The foundation of what we teach at Mequoda is multiplatform publishing. In order to publish on many platforms, we have to begin by taking an asset inventory.

At the Intensive, we use Hidden Gardens, a mock magazine and case study, to teach how a traditional legacy publisher might begin, and how they can turn a magazine into many different products.

In this example, we start with a legacy gardening magazine that already has an active audience and a 20-year archive of content with thousands of articles. With that content, we can build a robust portal with free content, an email newsletter that drives traffic back to the website, handbooks that draw on content from previously published content, free ebooks, again, derived from published evergreen content. We can also dive into live events. For Hidden Gardens, we can partner with a travel agency and produce bulb tours in The Netherlands if we want. And of course, we can begin to produce a digital magazine.

That’s a lot easier than saying, “I have an idea and I’m an expert in gardening.”

And suddenly, your main goal isn’t just to sell magazine subscriptions, but to drive as much website traffic as possible so that you can sell more subscriptions. Except with a little less effort. People come in through free content and upgrade to paid content.
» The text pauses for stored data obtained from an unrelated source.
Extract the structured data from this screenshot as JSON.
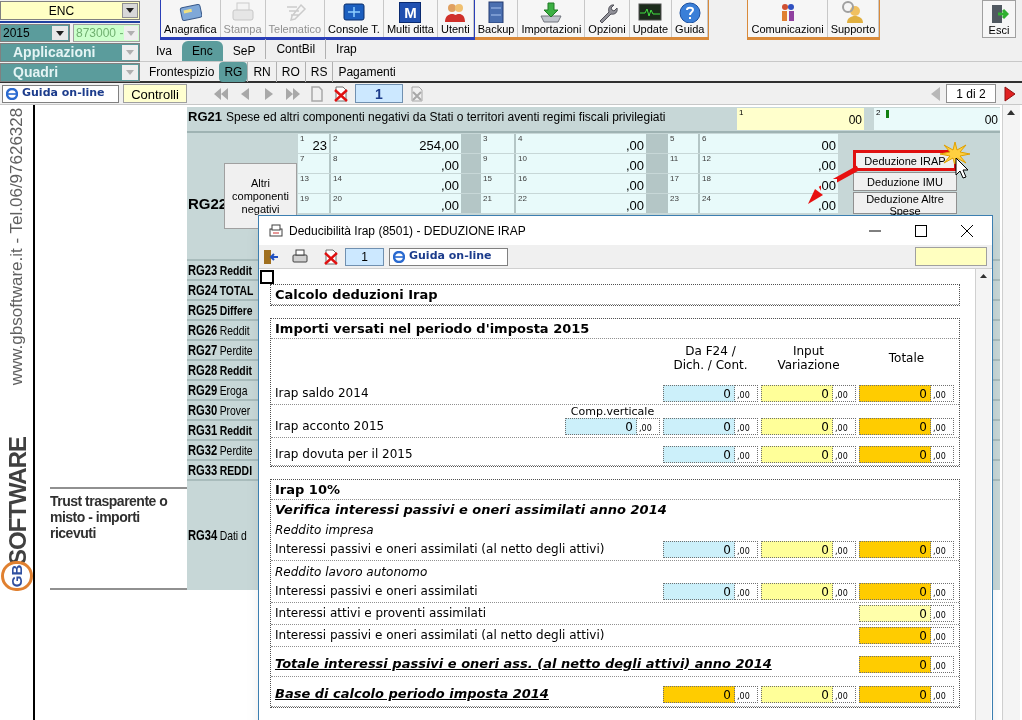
{
  "header": {
    "company": "ENC",
    "year": "2015",
    "code": "873000 -",
    "applicazioni": "Applicazioni",
    "quadri": "Quadri"
  },
  "toolbar_groups": [
    {
      "color": "#2a3fb8",
      "buttons": [
        {
          "label": "Anagrafica",
          "disabled": false
        },
        {
          "label": "Stampa",
          "disabled": true
        },
        {
          "label": "Telematico",
          "disabled": true
        },
        {
          "label": "Console T.",
          "disabled": false
        },
        {
          "label": "Multi ditta",
          "glyph": "M",
          "disabled": false
        },
        {
          "label": "Utenti",
          "disabled": false
        }
      ]
    },
    {
      "color": "#d98a3a",
      "buttons": [
        {
          "label": "Backup",
          "disabled": false
        },
        {
          "label": "Importazioni",
          "disabled": false
        },
        {
          "label": "Opzioni",
          "disabled": false
        },
        {
          "label": "Update",
          "disabled": false
        },
        {
          "label": "Guida",
          "disabled": false
        }
      ]
    },
    {
      "color": "#d98a3a",
      "buttons": [
        {
          "label": "Comunicazioni",
          "disabled": false
        },
        {
          "label": "Supporto",
          "disabled": false
        }
      ]
    }
  ],
  "exit_button": "Esci",
  "app_tabs": [
    {
      "label": "Iva",
      "selected": false
    },
    {
      "label": "Enc",
      "selected": true
    },
    {
      "label": "SeP",
      "selected": false
    },
    {
      "label": "ContBil",
      "selected": false
    },
    {
      "label": "Irap",
      "selected": false
    }
  ],
  "quadri_tabs": [
    {
      "label": "Frontespizio",
      "selected": false
    },
    {
      "label": "RG",
      "selected": true
    },
    {
      "label": "RN",
      "selected": false
    },
    {
      "label": "RO",
      "selected": false
    },
    {
      "label": "RS",
      "selected": false
    },
    {
      "label": "Pagamenti",
      "selected": false
    }
  ],
  "nav": {
    "help": "Guida on-line",
    "checks": "Controlli",
    "page": "1",
    "pages": "1 di 2"
  },
  "side": {
    "contact": "www.gbsoftware.it - Tel.06/97626328",
    "brand_mark": "GB",
    "brand": "SOFTWARE",
    "note": "Trust trasparente o misto - importi ricevuti"
  },
  "form": {
    "rg21": {
      "code": "RG21",
      "label": "Spese ed altri componenti negativi da Stati o territori aventi regimi fiscali privilegiati",
      "fields": [
        {
          "number": "1",
          "value": "00",
          "color": "#ffffcc",
          "focused": false
        },
        {
          "number": "2",
          "value": "00",
          "color": "#eafafa",
          "focused": true
        }
      ]
    },
    "rg22": {
      "code": "RG22",
      "button": "Altri componenti negativi",
      "rows": [
        {
          "cells": [
            {
              "number": "1",
              "value": "23"
            },
            {
              "number": "2",
              "value": "254,00"
            },
            {
              "number": "3"
            },
            {
              "number": "4",
              "value": ",00"
            },
            {
              "number": "5"
            },
            {
              "number": "6",
              "value": "00"
            }
          ]
        },
        {
          "cells": [
            {
              "number": "7"
            },
            {
              "number": "8",
              "value": ",00"
            },
            {
              "number": "9"
            },
            {
              "number": "10",
              "value": ",00"
            },
            {
              "number": "11"
            },
            {
              "number": "12",
              "value": ",00"
            }
          ]
        },
        {
          "cells": [
            {
              "number": "13"
            },
            {
              "number": "14",
              "value": ",00"
            },
            {
              "number": "15"
            },
            {
              "number": "16",
              "value": ",00"
            },
            {
              "number": "17"
            },
            {
              "number": "18",
              "value": "00"
            }
          ]
        },
        {
          "cells": [
            {
              "number": "19"
            },
            {
              "number": "20",
              "value": ",00"
            },
            {
              "number": "21"
            },
            {
              "number": "22",
              "value": ",00"
            },
            {
              "number": "23"
            },
            {
              "number": "24",
              "value": ",00"
            }
          ]
        }
      ]
    },
    "actions": [
      {
        "label": "Deduzione IRAP",
        "highlighted": true
      },
      {
        "label": "Deduzione IMU",
        "highlighted": false
      },
      {
        "label": "Deduzione Altre Spese",
        "highlighted": false
      }
    ],
    "lines": [
      {
        "code": "RG23",
        "label": "Reddit",
        "bold": true
      },
      {
        "code": "RG24",
        "label": "TOTAL",
        "bold": true
      },
      {
        "code": "RG25",
        "label": "Differe",
        "bold": true
      },
      {
        "code": "RG26",
        "label": "Reddit",
        "bold": false
      },
      {
        "code": "RG27",
        "label": "Perdite",
        "bold": false
      },
      {
        "code": "RG28",
        "label": "Reddit",
        "bold": true
      },
      {
        "code": "RG29",
        "label": "Eroga",
        "bold": false
      },
      {
        "code": "RG30",
        "label": "Prover",
        "bold": false
      },
      {
        "code": "RG31",
        "label": "Reddit",
        "bold": true
      },
      {
        "code": "RG32",
        "label": "Perdite",
        "bold": false
      },
      {
        "code": "RG33",
        "label": "REDDI",
        "bold": true
      }
    ],
    "rg34": {
      "code": "RG34",
      "label": "Dati d"
    }
  },
  "dialog": {
    "title": "Deducibilità Irap (8501) - DEDUZIONE IRAP",
    "page": "1",
    "help": "Guida on-line",
    "columns": [
      "Da F24 /\nDich. / Cont.",
      "Input\nVariazione",
      "Totale"
    ],
    "sections": [
      {
        "title": "Calcolo deduzioni Irap"
      },
      {
        "title": "Importi versati nel periodo d'imposta 2015",
        "show_columns": true,
        "rows": [
          {
            "kind": "values",
            "label": "Irap saldo 2014",
            "f24": {
              "value": "0",
              "decimals": ",00",
              "color": "#ccf0fa"
            },
            "variazione": {
              "value": "0",
              "decimals": ",00",
              "color": "#ffff99"
            },
            "totale": {
              "value": "0",
              "decimals": ",00",
              "color": "#ffcc00"
            }
          },
          {
            "kind": "values",
            "label": "Irap acconto 2015",
            "extra": {
              "label": "Comp.verticale",
              "value": "0",
              "decimals": ",00",
              "color": "#ccf0fa"
            },
            "f24": {
              "value": "0",
              "decimals": ",00",
              "color": "#ccf0fa"
            },
            "variazione": {
              "value": "0",
              "decimals": ",00",
              "color": "#ffff99"
            },
            "totale": {
              "value": "0",
              "decimals": ",00",
              "color": "#ffcc00"
            }
          },
          {
            "kind": "values",
            "label": "Irap dovuta per il 2015",
            "f24": {
              "value": "0",
              "decimals": ",00",
              "color": "#ccf0fa"
            },
            "variazione": {
              "value": "0",
              "decimals": ",00",
              "color": "#ffff99"
            },
            "totale": {
              "value": "0",
              "decimals": ",00",
              "color": "#ffcc00"
            }
          }
        ]
      },
      {
        "title": "Irap 10%",
        "rows": [
          {
            "kind": "heading",
            "label": "Verifica interessi passivi e oneri assimilati anno 2014"
          },
          {
            "kind": "note",
            "label": "Reddito impresa"
          },
          {
            "kind": "values",
            "label": "Interessi passivi e oneri assimilati (al netto degli attivi)",
            "f24": {
              "value": "0",
              "decimals": ",00",
              "color": "#ccf0fa"
            },
            "variazione": {
              "value": "0",
              "decimals": ",00",
              "color": "#ffff99"
            },
            "totale": {
              "value": "0",
              "decimals": ",00",
              "color": "#ffcc00"
            }
          },
          {
            "kind": "note",
            "label": "Reddito lavoro autonomo"
          },
          {
            "kind": "values",
            "label": "Interessi passivi e oneri assimilati",
            "f24": {
              "value": "0",
              "decimals": ",00",
              "color": "#ccf0fa"
            },
            "variazione": {
              "value": "0",
              "decimals": ",00",
              "color": "#ffff99"
            },
            "totale": {
              "value": "0",
              "decimals": ",00",
              "color": "#ffcc00"
            }
          },
          {
            "kind": "values",
            "label": "Interessi attivi e proventi assimilati",
            "totale": {
              "value": "0",
              "decimals": ",00",
              "color": "#ffffaa"
            }
          },
          {
            "kind": "values",
            "label": "Interessi passivi e oneri assimilati (al netto degli attivi)",
            "totale": {
              "value": "0",
              "decimals": ",00",
              "color": "#ffcc00"
            }
          },
          {
            "kind": "total",
            "label": "Totale interessi passivi e oneri ass. (al netto degli attivi) anno 2014",
            "totale": {
              "value": "0",
              "decimals": ",00",
              "color": "#ffcc00"
            }
          },
          {
            "kind": "total",
            "label": "Base di calcolo periodo imposta 2014",
            "f24": {
              "value": "0",
              "decimals": ",00",
              "color": "#ffcc00"
            },
            "variazione": {
              "value": "0",
              "decimals": ",00",
              "color": "#ffff99"
            },
            "totale": {
              "value": "0",
              "decimals": ",00",
              "color": "#ffcc00"
            }
          }
        ]
      }
    ]
  }
}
Or, you simply please your advertisers by creating more products and pages to place their advertisements.

This isn’t to say that we discourage startups, but the fast track program is for a legacy publisher. With that said, most legacy publishers don’t know how to make the transformation and have been selling at rock bottom prices. For a startup, if you have the opportunity you’d be better off buying a legacy magazine that comes with the ABCs and build from there.

I’m not being cocky, but we bought a legacy publisher which was worth $5 million at break even. We bought it for the rock bottom price of $2 million and in 24 months recouped our entire investment by turning it into a multiplatform publishing company. The company, after those 24 months, was repositioned to be worth about $15 million.

I have to say, it’s like turning on a spigot that money gushes out of. This is one of my favorite things to do. I like taking these brands that just couldn’t get a handle on digital publishing, transforming them into multiplatform businesses with a digital core, and then watching then reemerge as publishing empires.

By the way, if you happen to own a legacy brand, or are considering buying one, come to the Intensive. In 5-10 years, these opportunities will be gone. The companies will have either perished or have been bought up. Those who buy and transform these brands will be the dominant players and those who didn’t take advantage of it will be gone.

You can’t outrun the digital bullet, but and there’s a lot of money to be made by those embrace it.  I’m sure my friend Clay Hall—who bought legacy publisher Interweave in 2005, did everything I’m talking about here and sold it at a major profit in 2012—would agree.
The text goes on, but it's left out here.